第10話 余裕を買う

 街灯の下、髪も髭も伸び放題の中年男が青いビニールシートの上に座っている。

 その前には、緑やら茶色やらの空き瓶が幾つも並んでいる。

「あの……何をしているんですか?」

 私は物乞いにも見えなかったので、思わず声を掛けた。

「ああ、お兄さん。
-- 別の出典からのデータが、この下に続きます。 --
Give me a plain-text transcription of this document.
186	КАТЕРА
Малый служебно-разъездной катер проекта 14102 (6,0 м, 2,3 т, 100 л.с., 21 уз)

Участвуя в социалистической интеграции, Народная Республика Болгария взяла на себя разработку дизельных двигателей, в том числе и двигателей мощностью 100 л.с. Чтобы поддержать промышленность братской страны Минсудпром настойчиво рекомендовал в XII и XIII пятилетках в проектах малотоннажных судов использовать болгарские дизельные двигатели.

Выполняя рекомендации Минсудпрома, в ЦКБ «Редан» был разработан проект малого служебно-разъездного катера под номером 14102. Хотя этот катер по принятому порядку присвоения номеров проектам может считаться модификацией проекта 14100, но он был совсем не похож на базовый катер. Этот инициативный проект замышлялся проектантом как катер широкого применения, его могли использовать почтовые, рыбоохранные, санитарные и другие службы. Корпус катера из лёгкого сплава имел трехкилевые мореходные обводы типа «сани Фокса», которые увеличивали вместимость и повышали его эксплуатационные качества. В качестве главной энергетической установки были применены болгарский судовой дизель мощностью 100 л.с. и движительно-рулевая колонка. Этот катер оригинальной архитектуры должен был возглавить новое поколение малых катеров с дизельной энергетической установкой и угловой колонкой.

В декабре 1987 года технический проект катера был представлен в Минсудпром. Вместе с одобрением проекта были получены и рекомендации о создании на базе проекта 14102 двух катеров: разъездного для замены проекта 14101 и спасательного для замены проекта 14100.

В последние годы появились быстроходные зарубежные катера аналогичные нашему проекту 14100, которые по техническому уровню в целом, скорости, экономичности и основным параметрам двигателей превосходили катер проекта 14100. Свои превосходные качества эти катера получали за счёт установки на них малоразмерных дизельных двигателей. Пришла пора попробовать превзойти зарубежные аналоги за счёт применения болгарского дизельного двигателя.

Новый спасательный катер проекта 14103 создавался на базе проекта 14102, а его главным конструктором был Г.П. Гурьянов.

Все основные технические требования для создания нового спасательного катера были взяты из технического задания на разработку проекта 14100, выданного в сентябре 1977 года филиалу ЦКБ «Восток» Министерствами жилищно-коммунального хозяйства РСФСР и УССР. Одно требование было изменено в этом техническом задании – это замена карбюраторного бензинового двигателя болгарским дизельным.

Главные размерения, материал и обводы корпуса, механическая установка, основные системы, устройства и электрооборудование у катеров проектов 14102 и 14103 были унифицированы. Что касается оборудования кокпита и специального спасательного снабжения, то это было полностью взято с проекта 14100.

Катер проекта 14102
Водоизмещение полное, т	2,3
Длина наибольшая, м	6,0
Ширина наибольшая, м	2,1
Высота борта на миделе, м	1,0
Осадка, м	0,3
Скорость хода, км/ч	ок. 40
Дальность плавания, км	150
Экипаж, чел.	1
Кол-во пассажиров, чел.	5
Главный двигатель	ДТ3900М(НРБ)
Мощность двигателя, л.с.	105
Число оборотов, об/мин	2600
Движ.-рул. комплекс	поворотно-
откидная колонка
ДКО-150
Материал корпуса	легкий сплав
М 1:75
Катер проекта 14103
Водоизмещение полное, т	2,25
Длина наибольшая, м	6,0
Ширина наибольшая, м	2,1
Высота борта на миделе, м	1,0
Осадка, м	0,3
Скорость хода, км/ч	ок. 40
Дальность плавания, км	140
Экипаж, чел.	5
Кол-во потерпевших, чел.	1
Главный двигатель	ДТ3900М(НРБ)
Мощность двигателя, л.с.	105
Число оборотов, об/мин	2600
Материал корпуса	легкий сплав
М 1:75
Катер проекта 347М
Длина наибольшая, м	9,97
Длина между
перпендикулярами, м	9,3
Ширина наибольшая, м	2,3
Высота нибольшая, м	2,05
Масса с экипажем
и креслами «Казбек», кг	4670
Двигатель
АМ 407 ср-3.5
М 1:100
私は『余裕』を売っているんですよ」

 男はさも当然のことのように答えた。

「余裕? この空き瓶が余裕ですか? ……どういう意味です?」

 訳が分からない。

 私はひょっとして、頭のおかしい男に声を掛けてしまったのかと考えていた。

「『意味』? それはあなたが考えることです」

 そう言って、男は天を仰いだ。

 私もそちらを見たが、街灯が煌々と輝いているだけだった。

「――意味なんて、それぞれが付け足すことです。世の中には、女の子の形のお人形に心の余裕を見出す人も、難解な哲学書に心の余裕を見出す人も居るでしょう……」

 成程――私は少し分かった気がした。

 今でこそ小汚い姿をしているが、この男は案外インテリだったのかもしれない。

「それで、この瓶に『余裕』を見出す人も居るかもしれない……と?」

「ええ、そういうことです」

 男は満足げに頷いた。

「いいですね。買いましょう、この緑の瓶を」

「毎度あり。100円になります」

 私は男にお金を手渡すと、その瓶を手に歩き出した。

 特に使い道のない空き瓶を買うなんて、馬鹿げているかもしれない。

 だが、これで今夜一晩の「余裕」を買ったと思えば――高くはない。